Fortunately, SSL took the same center section compressor from this legendary console, added a few features (primarily in the input and output sections), and turned out a box that supposedly achieves the same gloss, smoothness, and thump that comes from mixing on the real deal. But as we are always ones to pick “dare” at the party, we decided to see if SSL’s claims were for real or for hype.
The front panel offers the controls you’d assume for a compressor of this type: Gain Reduction meter calibrated from 0 to 20dB in 4dB intervals, Threshold knob that goes from –15 to +15dB, Attack with points at 0.1–30, Ratio settings from 2, 4, and 10, and Release points from 1–1.2 (or an Auto setting). The XLogic G also has a Make Up section to adjust gain from –5 to +15dB, and a compressor in/out switch.
In addition to the standard controls, this unit also features an in/out button for an external side chain (when selected, the rear panel “Key Input” functions as the compressor’s sidechain source). There’s also an in/out button for an automatic linear fade in/out, with a rotary knob to set the fade length anywhere from one to 60 seconds.
The back panel has two XLR ins and outs, a female XLR jack for key input, a nine-pin slot for a remote to control the auto fade, and a voltage selection switch (110/120/230/240V). Good? Good. Great, even. Time to go from theory to practice.
APPLYING THE XLOGIC G
I’ve been using the XLogic G on a lot of my projects lately — all of them, in fact. As I’m building the mix, patching the compressor across the stereo mix insert points makes everything sound really good the second I hit the “in” button. My typical setting is Threshold dialed up the middle at 0, Attack at 3, Ratio at 4, and Release on Auto. (Note: By adjusting the Threshold you can “grab” as much of the sound as you want, and then by adjusting the Attack and Release you can really get this compressor pumping to build a very dynamic mix.) Even with this “go-to” setting, you still have to mind the amount of gain reduction. Though it may sound good at first to compress the hell out of everything, be careful — leave some room for the mastering engineer.

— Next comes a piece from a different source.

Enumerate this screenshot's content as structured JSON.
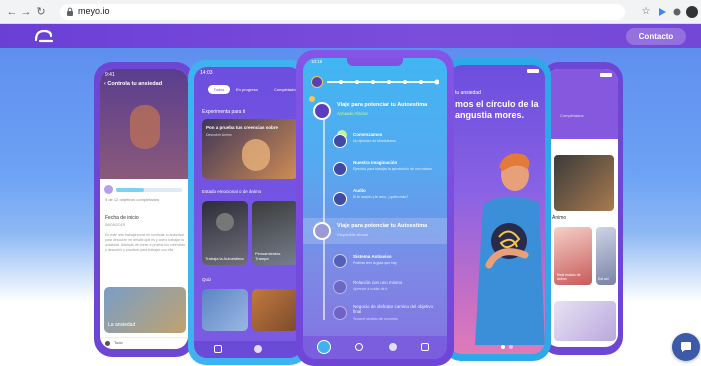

Also, bypass the compressor from time to time to make sure your actual peak volume readings are the same whether the compressor is in or out. Mixes tend to sound better loud, and you need an equal reference for comparing your source. By using the Make Up knob, you can easily turn the processed sound’s volume up or down. Watch the output section of your console or workstation as you adjust the “compressed” sound, then bypass the compressor to make sure the peak levels match those with the compressor inserted.
One workaround for having only one G series compressor when I feel the need to have many, many more is, while I’m building a mix, to make a sub group of the drums, send the entire group through the compressor, and smash them accordingly. Then, to free up the compressor for the overall mix, I record the drum submix back into the recorder. Sure, you can’t change the submix once it’s recorded, but I’ve been okay with that. By having the smashed submix, I can in turn adjust the volume of the “normal” drum tracks, mix them together, and beef up/fill out the drum tones.
I feel confident in applying the XLogic G across the entire board, much as I would feel confident in applying a 4000 G console across an entire band. From submixes to single instrument tracks, from using one channel while recording as an insert on vocals and bass to glossing and polishing an entire mix, the XLogic performs spectacularly. Even the Auto Fade feature (which struck me as stupid at first) adds something to my mixes, and for some reason sounds better than the linear fades in Pro Tools. As someone who’s always lusted after that SSL sound, the XLogic helps me achieve that sound — without having to afford an SSL console.